Everyone gets "fatherlessness" wrong
Kids who live apart from their dads have fathers. Spinning the numbers hurts all families.
Adapted from The 50/50 Solution (Sourcebooks).
I just googled “number of children without father in home” and the top results included these titles:
“View Heartbreaking Statistics”
“Number of Kids Living Only with Mothers”
“The Fatherless Generation”
What I was actually looking for was just this stat: 22 million children, or one in three kids in the United States.
Now, depending on who is citing these U.S. Census figures, the numbers may be spun in a few different ways:
22 million children have no contact with their father.
Fathers of 22 million kids abandoned their children.
The courts and malicious mothers have alienated 22 million children from their loving dads.
The actual truth is that we have no broad way of measuring how many U.S. kids live part-time with their dads and moms, because the Census Bureau only tracks these categories:
Children living with married parents
Children living with unmarried parents
Children living with a mother
Children living with a father
Children living with grandparents or other relatives
Whether children live with biological, adoptive, or stepparents
Just because those 22 million children live primarily with their mom does not mean that they are not also cared for by their dad. Increasingly, those parents split parenting responsibilities and time 50/50. Yet just one parent is counted as the caregiver for national and state records.
Thankfully, there is a wonderfully booming field of studying fathers of all kinds, which has been gathering speed for more than thirty years. Science’s findings? Dads are just as important as moms and most fathers are compelled to parent — including when they live separately from the kids’ mom. Systematic sexism, racism and poverty stand in the way of families benefiting from maximum equal father-mother involvement.
Best of all? Single dads are more involved than ever before and fatherless figures are misleading at best — often bastardized for political gain. In the equal parenting movement, this figure is tossed around in an effort to highlight how a lack of family court reform hurts families. But the lack of accurate reporting about how involved dads actually are, how moms really do want equal parenting and more father involvement (and less child support) only holds us back.
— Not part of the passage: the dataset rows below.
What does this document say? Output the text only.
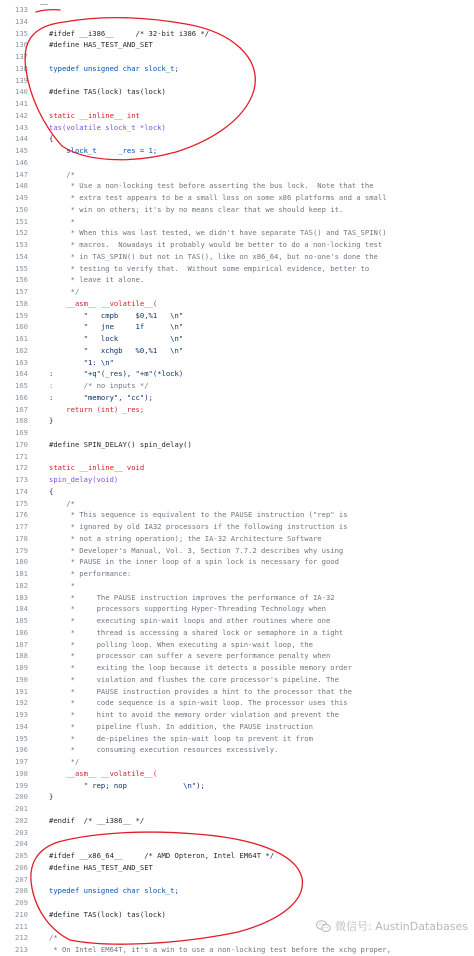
133
134
135	#ifdef __i386__     /* 32-bit i386 */
136	#define HAS_TEST_AND_SET
137
138	typedef unsigned char slock_t;
139
140	#define TAS(lock) tas(lock)
141
142	static __inline__ int
143	tas(volatile slock_t *lock)
144	{
145	slock_t     _res = 1;
146
147	/*
148	* Use a non-locking test before asserting the bus lock.  Note that the
149	* extra test appears to be a small loss on some x86 platforms and a small
150	* win on others; it's by no means clear that we should keep it.
151	*
152	* When this was last tested, we didn't have separate TAS() and TAS_SPIN()
153	* macros.  Nowadays it probably would be better to do a non-locking test
154	* in TAS_SPIN() but not in TAS(), like on x86_64, but no-one's done the
155	* testing to verify that.  Without some empirical evidence, better to
156	* leave it alone.
157	*/
158	__asm__ __volatile__(
159	"   cmpb    $0,%1   \n"
160	"   jne     1f      \n"
161	"   lock            \n"
162	"   xchgb   %0,%1   \n"
163	"1: \n"
164	:       "+q"(_res), "+m"(*lock)
165	:       /* no inputs */
166	:       "memory", "cc");
167	return (int) _res;
168	}
169
170	#define SPIN_DELAY() spin_delay()
171
172	static __inline__ void
173	spin_delay(void)
174	{
175	/*
176	* This sequence is equivalent to the PAUSE instruction ("rep" is
177	* ignored by old IA32 processors if the following instruction is
178	* not a string operation); the IA-32 Architecture Software
179	* Developer's Manual, Vol. 3, Section 7.7.2 describes why using
180	* PAUSE in the inner loop of a spin lock is necessary for good
181	* performance:
182	*
183	*     The PAUSE instruction improves the performance of IA-32
184	*     processors supporting Hyper-Threading Technology when
185	*     executing spin-wait loops and other routines where one
186	*     thread is accessing a shared lock or semaphore in a tight
187	*     polling loop. When executing a spin-wait loop, the
188	*     processor can suffer a severe performance penalty when
189	*     exiting the loop because it detects a possible memory order
190	*     violation and flushes the core processor's pipeline. The
191	*     PAUSE instruction provides a hint to the processor that the
192	*     code sequence is a spin-wait loop. The processor uses this
193	*     hint to avoid the memory order violation and prevent the
194	*     pipeline flush. In addition, the PAUSE instruction
195	*     de-pipelines the spin-wait loop to prevent it from
196	*     consuming execution resources excessively.
197	*/
198	__asm__ __volatile__(
199	" rep; nop             \n");
200	}
201
202	#endif  /* __i386__ */
203
204
205	#ifdef __x86_64__     /* AMD Opteron, Intel EM64T */
206	#define HAS_TEST_AND_SET
207
208	typedef unsigned char slock_t;
209
210	#define TAS(lock) tas(lock)
211
212	/*
213	* On Intel EM64T, it's a win to use a non-locking test before the xchg proper,
微信号: AustinDatabases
While it was true that back in the 1950s and 1960s, about half of divorced dads did slip out, moved away, and often started new families, many of today’s so-called fatherless kids do have a relationship with their dads — even when the men are incarcerated. A study that used data from the Children of the National Longitudinal Survey of Youth database found than about a quarter of dads dropped out of their kids’ lives when they lived separately, while three-quarters either had significant or moderate interaction with their kids.1 But the census only counts kids as living in one home, so even kids who live with their dads half the time are likely to be counted as living with their mothers only.
Why inaccurate fatherless figures are harmful
Failure to document dads is more than just symbolic evidence that our society doesn’t value fatherhood. The hard fact that when only one parent is counted as a caregiver, separated dads are largely erased from our data, and without data, it is hard to understand and serve them.